13 de octubre de 2011

El término "Rumba"

Desde su nacimiento en la América africana, "rumba" era sinónimo de fiesta. Y esa es la primera acepción de ese término que recoge el Diccionario de la Real Academia. Otros son “francachela” y “parranda”. Veamos algunos ejemplos tomados de la prensa del novecientos:
    Frasquito es güen mozo,
Pero tiene mu mala caëza…..
    Frasquito se pasa
    Las noches en vela,
De rondeo, beleños y bailes
    Y de francachelas…..
Pero es pinturero, va siempre mudao,
Se echa a tós los días la ropa de fiesta.
    Toca la guitarra,
Canta coplas que él mesmo se inventa.
Rumba y gasta lo suyo y lo ajeno,
Tié la mano rola y tira su hacienda…..
Vicente Medina, “Aires murcianos”, La Ilustración Española y Americana, 8 de marzo de 1900, pág.13.

¡Pobre González!
¡Y qué mal le salían algunas calaveradas, y qué agrio recuerdo debe de guardar de la cruel burleta que Asunción y Marina le jugaron el año pasado... precisamente por este tiempo, en una noche de rumba y guitarreo...
Antonio Herrera, “De bureo”, Sicalíptico, 2 de junio de 1904, págs..4-5

El dinero recaudado debe procurar al Cuerpo entero de los Tolba una colosal fiesta o rumba, que dura varios días.
Luis Morote, “Las escuelas moras”, El Heraldo de Madrid, 13 de septiembre de 1907, pág.1.

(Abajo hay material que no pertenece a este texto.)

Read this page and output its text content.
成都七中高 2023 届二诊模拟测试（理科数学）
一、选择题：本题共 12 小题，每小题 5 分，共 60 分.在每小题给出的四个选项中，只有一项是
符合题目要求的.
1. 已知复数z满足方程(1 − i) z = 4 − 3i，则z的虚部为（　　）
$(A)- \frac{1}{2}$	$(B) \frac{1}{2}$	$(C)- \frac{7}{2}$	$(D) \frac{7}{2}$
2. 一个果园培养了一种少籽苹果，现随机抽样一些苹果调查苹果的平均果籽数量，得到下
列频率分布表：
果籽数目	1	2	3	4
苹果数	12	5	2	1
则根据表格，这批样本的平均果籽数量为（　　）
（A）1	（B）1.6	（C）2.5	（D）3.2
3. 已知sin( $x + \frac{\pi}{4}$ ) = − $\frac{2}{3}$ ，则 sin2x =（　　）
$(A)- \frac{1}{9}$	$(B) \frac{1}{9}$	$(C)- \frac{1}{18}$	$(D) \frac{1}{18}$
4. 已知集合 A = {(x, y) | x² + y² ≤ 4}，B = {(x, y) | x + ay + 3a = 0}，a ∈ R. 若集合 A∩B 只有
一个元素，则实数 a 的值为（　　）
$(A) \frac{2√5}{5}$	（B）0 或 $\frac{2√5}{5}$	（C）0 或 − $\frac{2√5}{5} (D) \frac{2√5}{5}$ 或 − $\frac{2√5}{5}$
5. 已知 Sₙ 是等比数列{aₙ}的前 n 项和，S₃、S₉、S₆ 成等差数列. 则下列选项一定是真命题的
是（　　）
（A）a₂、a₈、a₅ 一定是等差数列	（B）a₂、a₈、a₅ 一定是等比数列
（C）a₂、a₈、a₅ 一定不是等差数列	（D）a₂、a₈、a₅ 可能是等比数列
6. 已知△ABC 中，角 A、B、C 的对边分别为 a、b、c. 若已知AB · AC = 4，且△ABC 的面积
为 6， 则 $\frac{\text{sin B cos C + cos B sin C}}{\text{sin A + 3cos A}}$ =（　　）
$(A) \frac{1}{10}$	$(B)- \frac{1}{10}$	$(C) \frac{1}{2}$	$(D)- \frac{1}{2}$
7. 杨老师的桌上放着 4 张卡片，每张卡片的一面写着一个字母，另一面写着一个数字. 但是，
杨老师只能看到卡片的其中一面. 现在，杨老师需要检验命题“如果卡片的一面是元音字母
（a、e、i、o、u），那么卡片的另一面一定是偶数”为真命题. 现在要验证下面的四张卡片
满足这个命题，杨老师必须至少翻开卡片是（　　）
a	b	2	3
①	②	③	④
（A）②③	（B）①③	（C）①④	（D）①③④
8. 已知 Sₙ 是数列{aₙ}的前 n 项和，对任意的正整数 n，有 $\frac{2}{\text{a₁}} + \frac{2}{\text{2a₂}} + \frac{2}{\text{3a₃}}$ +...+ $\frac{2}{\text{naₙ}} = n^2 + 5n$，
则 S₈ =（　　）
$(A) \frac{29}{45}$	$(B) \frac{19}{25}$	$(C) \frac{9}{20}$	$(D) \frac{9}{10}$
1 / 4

Isabel.—¡Dichosos los ojos...! ¡Como vivimos en una continua rumba, ya no nos acordamos de los buenos amigos! ¿verdad, Manolo...?
Sergio Magdalena, “El perro del hortelano”, Diario Oficial de Avisos de Avisos de Madrid, 18 de mayo de 1909, pág.2.

Pasan a mi vera dos rodonas, que van de rumba, muy metiditas en verza con un chunguito.
Julio Cejador, “Excursión filológica”, El Imparcial, 16 de mayo de 1910, pág.3.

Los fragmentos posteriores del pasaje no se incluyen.